Anyway, they go on mentioning the “bigger issue”, that is the “debt overhang” that has forced European governments to pursue the elusive target dabt reduction through fiscal austerity. While commercial firms can deal with such problems by using the bankruptcy procedure, they write, European governments tend to shy away from it because, they claim, it would create havoc in financial markets as banks would suffer heavy losses (and that would trigger a domino effect in financial systems), and because the same banks have sold insurance against default (in the form of credit-default swaps) that, if activated, would inflict further crippling losses to them.

However, the authors note, Greece has been cutting the value of private claims by about 75% relative to their face value, activating in the process the credit-default swaps, but there is no sign of tumbling dominoes.

“Did the hell break loose? No.” So:
“Perhaps the risk that a Greek debt restructuring would cause a financial meltdown was always minimal, and quiescent markets were to be expected. But, in that case, why all the fuss?

The answer should be clear by now: interest-group politics and policy elites’ worldview. Even if the risk to the financial system was minimal, the impact on banks and bondholders was substantial. They stood to loose billions, and many financial-sector employees stood to lose their jobs. Not surprisingly, leading bankers lobbied against debt restructuring, both behind closed doors and publicly.  (…)

Even now, many of the losses that bankers should have faced are being shouldered by the public sector (No, read “by the taxpayers, JJR), including through various forms of direct support and the extraordinary and risky actions of the European Central Bank. The extent of subsidies in this sector is stunning and, under current policies, will only increase over time - thereby primarily supporting the lifestyles of the top 1% of people in very rich countries.

The Greek default has turned out to be the proverbial dog that didn’t bark. The lesson for Europe – and for the US –is clear: it is time to stop listening to what banks say, and start focusing on what they do.
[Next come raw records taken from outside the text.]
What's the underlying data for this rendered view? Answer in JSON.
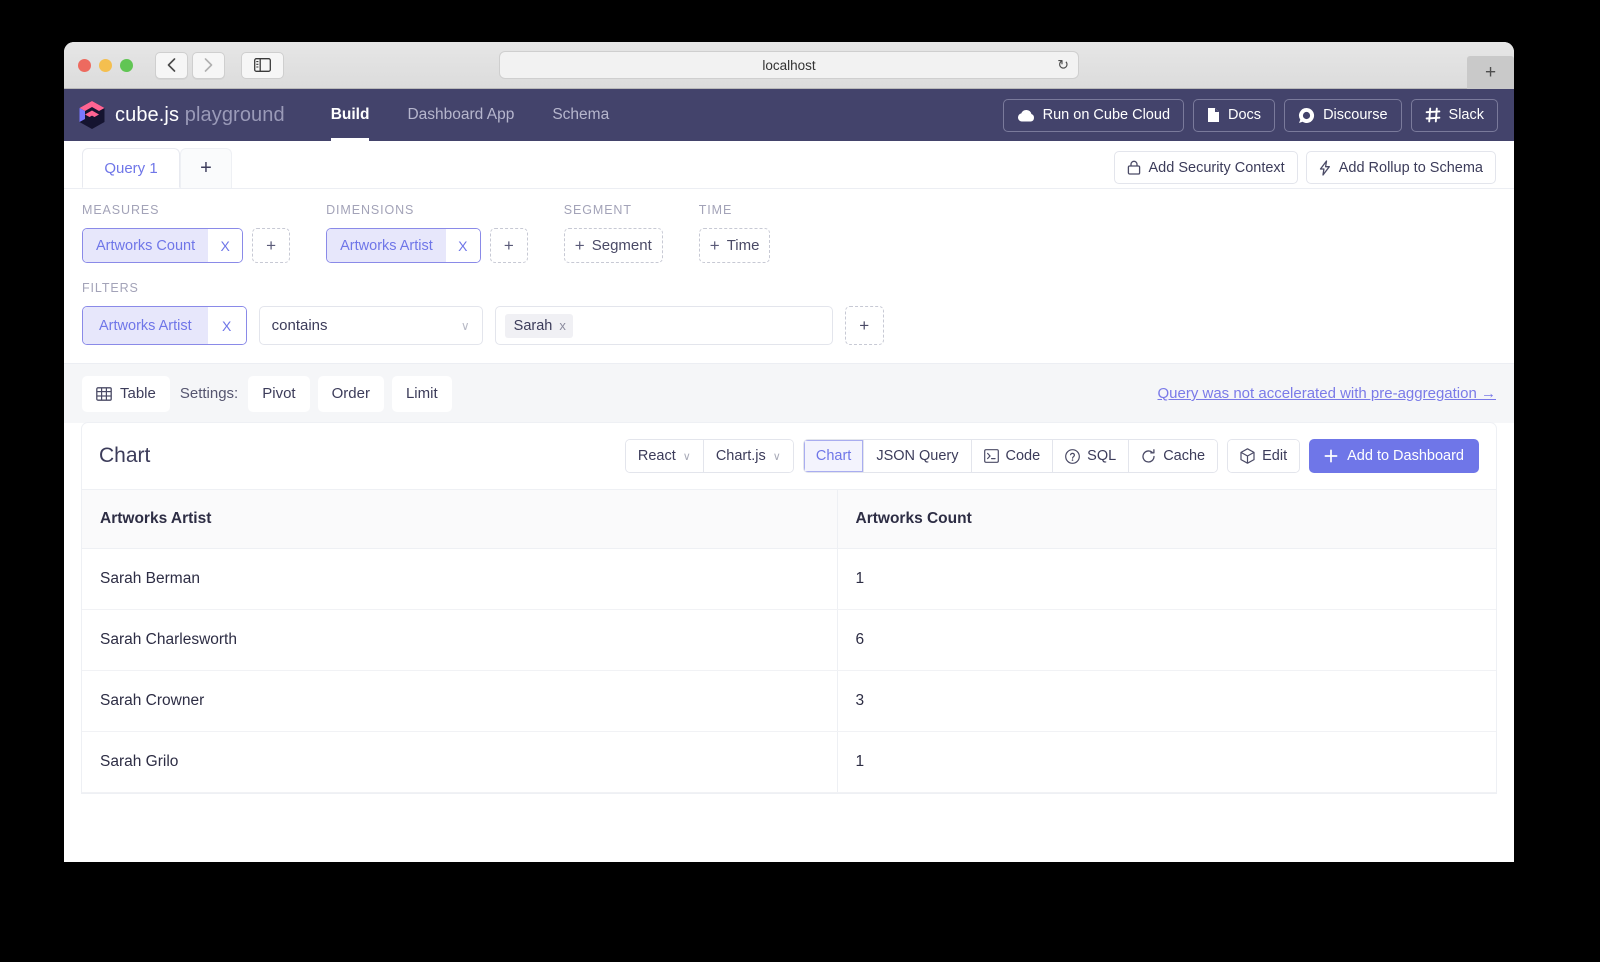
{
  "browser": {
    "url": "localhost",
    "back_icon": "chevron-left-icon",
    "forward_icon": "chevron-right-icon",
    "sidebar_icon": "sidebar-toggle-icon",
    "reload_icon": "reload-icon",
    "new_tab_label": "+"
  },
  "app_header": {
    "brand_name": "cube.js",
    "brand_suffix": "playground",
    "nav": [
      {
        "label": "Build",
        "active": true
      },
      {
        "label": "Dashboard App",
        "active": false
      },
      {
        "label": "Schema",
        "active": false
      }
    ],
    "actions": [
      {
        "label": "Run on Cube Cloud",
        "icon": "cloud-icon"
      },
      {
        "label": "Docs",
        "icon": "document-icon"
      },
      {
        "label": "Discourse",
        "icon": "discourse-icon"
      },
      {
        "label": "Slack",
        "icon": "slack-icon"
      }
    ]
  },
  "query_tabs": {
    "tabs": [
      {
        "label": "Query 1",
        "active": true
      }
    ],
    "add_label": "+",
    "security_context_label": "Add Security Context",
    "security_context_icon": "lock-icon",
    "rollup_label": "Add Rollup to Schema",
    "rollup_icon": "bolt-icon"
  },
  "builder": {
    "measures": {
      "label": "MEASURES",
      "chips": [
        {
          "name": "Artworks Count",
          "remove": "X"
        }
      ],
      "add": "+"
    },
    "dimensions": {
      "label": "DIMENSIONS",
      "chips": [
        {
          "name": "Artworks Artist",
          "remove": "X"
        }
      ],
      "add": "+"
    },
    "segment": {
      "label": "SEGMENT",
      "add_label": "Segment",
      "add_icon": "plus-icon"
    },
    "time": {
      "label": "TIME",
      "add_label": "Time",
      "add_icon": "plus-icon"
    },
    "filters": {
      "label": "FILTERS",
      "chip": {
        "name": "Artworks Artist",
        "remove": "X"
      },
      "operator": "contains",
      "operator_caret": "chevron-down-icon",
      "values": [
        {
          "text": "Sarah",
          "remove": "x"
        }
      ],
      "add": "+"
    }
  },
  "settings": {
    "view_label": "Table",
    "view_icon": "table-icon",
    "settings_label": "Settings:",
    "options": [
      "Pivot",
      "Order",
      "Limit"
    ],
    "accel_link": "Query was not accelerated with pre-aggregation →"
  },
  "panel": {
    "title": "Chart",
    "framework": {
      "label": "React",
      "caret": "chevron-down-icon"
    },
    "library": {
      "label": "Chart.js",
      "caret": "chevron-down-icon"
    },
    "views": [
      {
        "label": "Chart",
        "active": true,
        "icon": null
      },
      {
        "label": "JSON Query",
        "active": false,
        "icon": null
      },
      {
        "label": "Code",
        "active": false,
        "icon": "terminal-icon"
      },
      {
        "label": "SQL",
        "active": false,
        "icon": "question-icon"
      },
      {
        "label": "Cache",
        "active": false,
        "icon": "refresh-icon"
      }
    ],
    "edit": {
      "label": "Edit",
      "icon": "cube-icon"
    },
    "add_to_dashboard": {
      "label": "Add to Dashboard",
      "icon": "plus-icon"
    }
  },
  "table": {
    "columns": [
      "Artworks Artist",
      "Artworks Count"
    ],
    "rows": [
      {
        "artist": "Sarah Berman",
        "count": "1"
      },
      {
        "artist": "Sarah Charlesworth",
        "count": "6"
      },
      {
        "artist": "Sarah Crowner",
        "count": "3"
      },
      {
        "artist": "Sarah Grilo",
        "count": "1"
      }
    ]
  },
  "colors": {
    "accent": "#6f76e8",
    "header_bg": "#43436b",
    "chip_bg": "#e7e7fb",
    "page_bg": "#f5f6f8"
  }
}
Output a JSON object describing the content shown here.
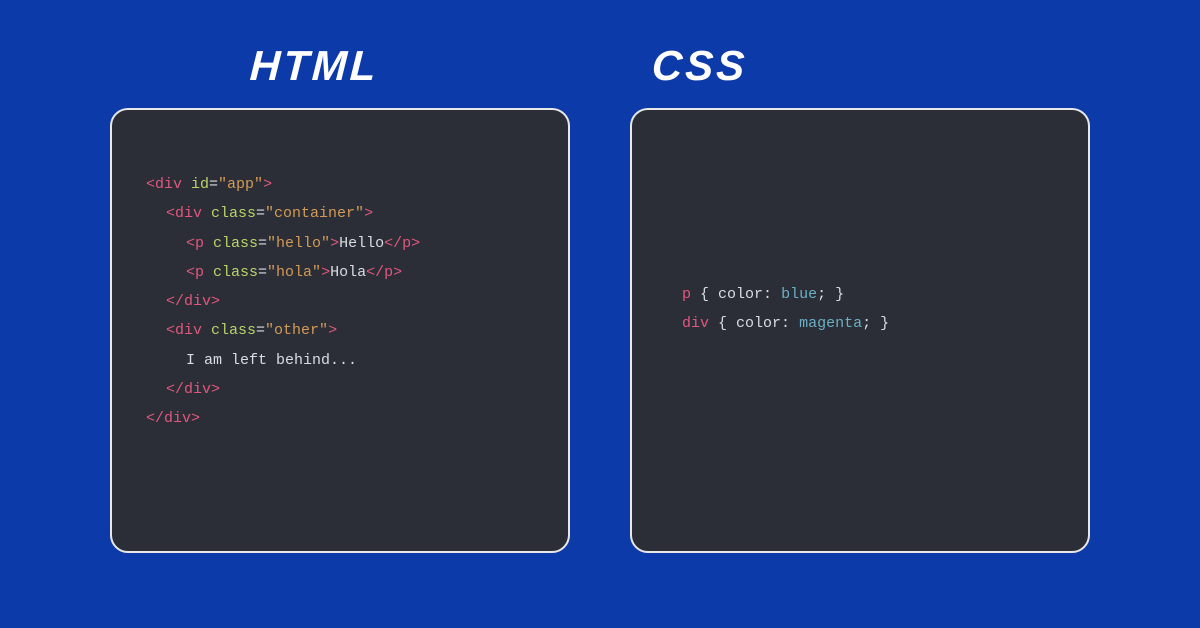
{
  "headings": {
    "html": "HTML",
    "css": "CSS"
  },
  "html_code": {
    "l1": {
      "open": "<div",
      "attr": " id",
      "eq": "=",
      "val": "\"app\"",
      "close": ">"
    },
    "l2": {
      "open": "<div",
      "attr": " class",
      "eq": "=",
      "val": "\"container\"",
      "close": ">"
    },
    "l3": {
      "open": "<p",
      "attr": " class",
      "eq": "=",
      "val": "\"hello\"",
      "close": ">",
      "text": "Hello",
      "closetag": "</p>"
    },
    "l4": {
      "open": "<p",
      "attr": " class",
      "eq": "=",
      "val": "\"hola\"",
      "close": ">",
      "text": "Hola",
      "closetag": "</p>"
    },
    "l5": {
      "closetag": "</div>"
    },
    "l6": {
      "open": "<div",
      "attr": " class",
      "eq": "=",
      "val": "\"other\"",
      "close": ">"
    },
    "l7": {
      "text": "I am left behind..."
    },
    "l8": {
      "closetag": "</div>"
    },
    "l9": {
      "closetag": "</div>"
    }
  },
  "css_code": {
    "r1": {
      "sel": "p",
      "open": " { ",
      "prop": "color",
      "colon": ": ",
      "val": "blue",
      "semi": ";",
      "close": " }"
    },
    "r2": {
      "sel": "div",
      "open": " { ",
      "prop": "color",
      "colon": ": ",
      "val": "magenta",
      "semi": ";",
      "close": " }"
    }
  }
}
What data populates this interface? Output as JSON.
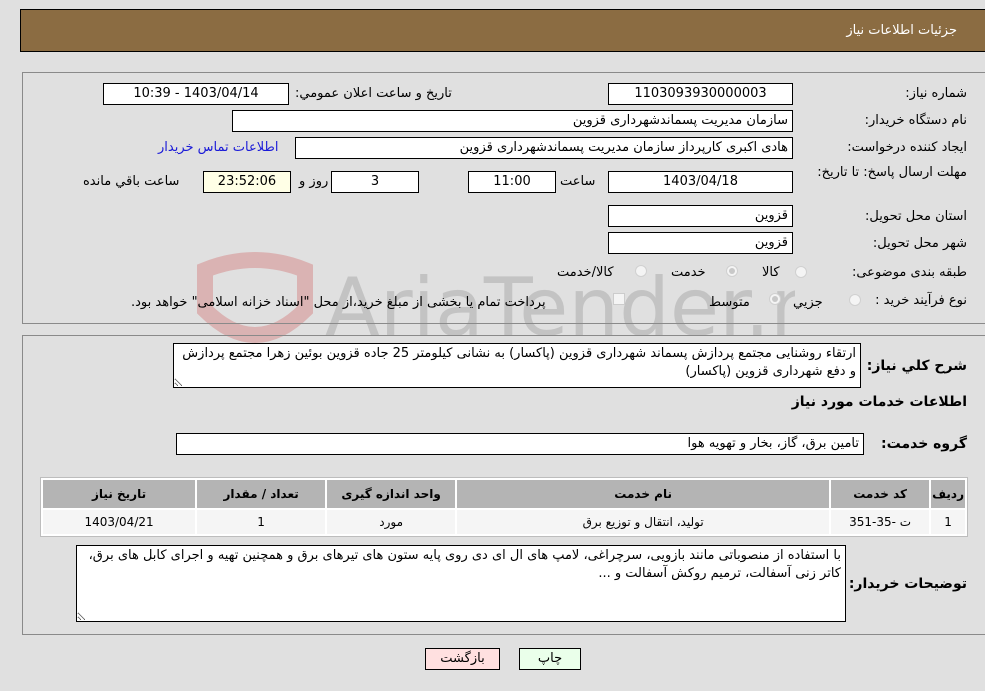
{
  "header": {
    "title": "جزئیات اطلاعات نیاز"
  },
  "info": {
    "need_number_label": "شماره نیاز:",
    "need_number": "1103093930000003",
    "announce_label": "تاریخ و ساعت اعلان عمومي:",
    "announce_value": "1403/04/14 - 10:39",
    "buyer_org_label": "نام دستگاه خريدار:",
    "buyer_org": "سازمان مدیریت پسماندشهرداری قزوین",
    "creator_label": "ایجاد کننده درخواست:",
    "creator": "هادی اکبری کارپرداز سازمان مدیریت پسماندشهرداری قزوین",
    "contact_link": "اطلاعات تماس خریدار",
    "deadline_label": "مهلت ارسال پاسخ: تا تاریخ:",
    "deadline_date": "1403/04/18",
    "time_label": "ساعت",
    "deadline_time": "11:00",
    "days_value": "3",
    "days_label": "روز و",
    "remaining_time": "23:52:06",
    "remaining_label": "ساعت باقي مانده",
    "province_label": "استان محل تحویل:",
    "province": "قزوین",
    "city_label": "شهر محل تحویل:",
    "city": "قزوین",
    "category_label": "طبقه بندی موضوعی:",
    "category_options": [
      {
        "label": "کالا",
        "checked": false
      },
      {
        "label": "خدمت",
        "checked": true
      },
      {
        "label": "کالا/خدمت",
        "checked": false
      }
    ],
    "process_label": "نوع فرآیند خرید :",
    "process_options": [
      {
        "label": "جزيي",
        "checked": false
      },
      {
        "label": "متوسط",
        "checked": true
      }
    ],
    "treasury_note": "پرداخت تمام یا بخشی از مبلغ خرید،از محل \"اسناد خزانه اسلامی\" خواهد بود."
  },
  "details": {
    "description_label": "شرح كلي نياز:",
    "description": "ارتقاء روشنایی مجتمع پردازش پسماند شهرداری قزوین (پاکسار) به نشانی کیلومتر 25 جاده قزوین بوئین زهرا مجتمع پردازش و دفع شهرداری قزوین (پاکسار)",
    "services_heading": "اطلاعات خدمات مورد نیاز",
    "service_group_label": "گروه خدمت:",
    "service_group": "تامین برق، گاز، بخار و تهویه هوا",
    "table": {
      "headers": [
        "ردیف",
        "کد خدمت",
        "نام خدمت",
        "واحد اندازه گیری",
        "تعداد / مقدار",
        "تاریخ نیاز"
      ],
      "rows": [
        [
          "1",
          "ت -35-351",
          "تولید، انتقال و توزیع برق",
          "مورد",
          "1",
          "1403/04/21"
        ]
      ]
    },
    "buyer_notes_label": "توضیحات خریدار:",
    "buyer_notes": "با استفاده از منصوباتی مانند بازویی، سرچراغی، لامپ های ال ای دی روی پایه ستون های تیرهای برق و همچنین تهیه و اجرای کابل های برق، کاتر زنی آسفالت، ترمیم روکش آسفالت و ..."
  },
  "buttons": {
    "print": "چاپ",
    "back": "بازگشت"
  },
  "watermark": {
    "text": "AriaTender.neT"
  }
}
We must re-evaluate the distorted political economy of the financial sector, before the excessive power of the few imposes even larger costs on everyone else.”

I have nothing to add to that analysis except that I showed in my recent book, Euro Exit, that the euro itself was a scheme meant to boost the market power of the cartel of big, structural, debtors: the banks and the governments.

Now that it is clear for all that it is a failure, the business and political elites cannot find any kind of justification for it, except the apocalyptical threat of a meltdown of defaulting and then seceding economies – the dog that did not bark in the Greek default case.

It follows that we should stop listening to what governments say, as well as to what banks say.